At Virginia’s Molon Lave Vineyards, Owner/Winemaker Louizos Papadopoulos, in partnership with his long time friend, Avi Jacobowitz, started producing kosher wines in 2010. Molon Lave’s (which means “come and get it” in ancient Greek) 2010 Riesling is a bone-dry, light bodied, straw colored wine, with a pleasant bouquet redolent of lychees, pears, and lemons and a whiff of spice. Look for a dry lemon-like flavor with just a hint of honeydew melon on the palate. Ready to drink now, this wine should be consumed within the next 18 months.
$18. Available directly from winery,  439-5460, www.molonlavevineyards.com
In Oregon’s Willamette Valley, at AlexEli Vineyard & Winery, Phil Kramer, the winery’s 28-year-old vintner/winemaker/co-owner started making kosher wine in 2010. The winery’s first kosher release, its 2010 Pinot Noir, is a light-to-medium bodied wine, with a color falling somewhere between dark-rose and ruby. Look for flavors and aromas of cherries, strawberries, and black licorice. The wine is unfortunately marred by a somewhat off-putting green element. This Pinot Noir would perhaps be best served slightly chilled, and would be a good choice to serve with picnic-style foods. Drink within the next two years.

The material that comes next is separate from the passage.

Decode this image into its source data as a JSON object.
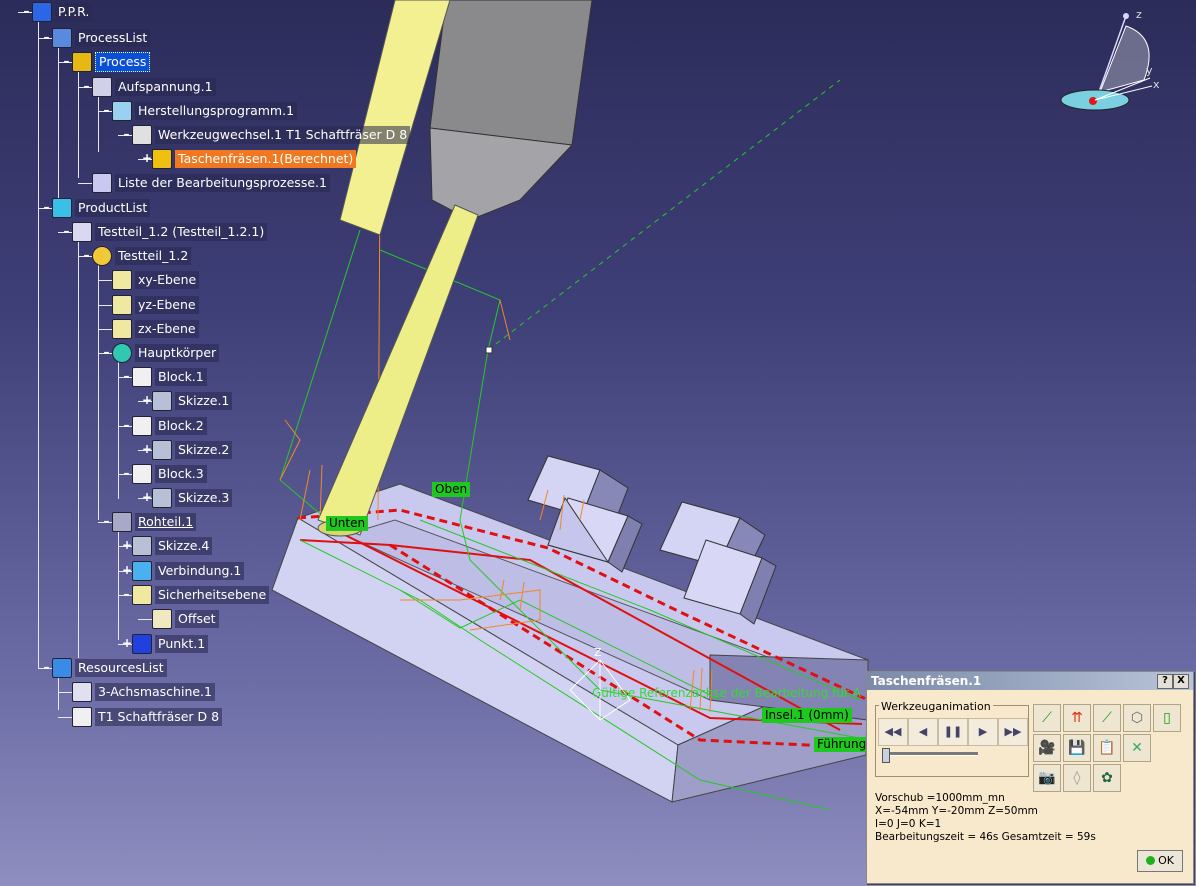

$36. Available directly from the winery,  829-6677, www.alexeli.com
Wines from small producers, such as these, may be difficult to procure. Yet that little bit of extra effort is often very worthwhile.
Please note: Wines are scored on an ‘A’-‘F’ scale where ‘A’ is excellent, ‘B’ is good, ‘C’ is flawed, ‘D’ is very flawed, and ‘F’ is undrinkable. Prices listed reflect the prices at the retailer mentioned.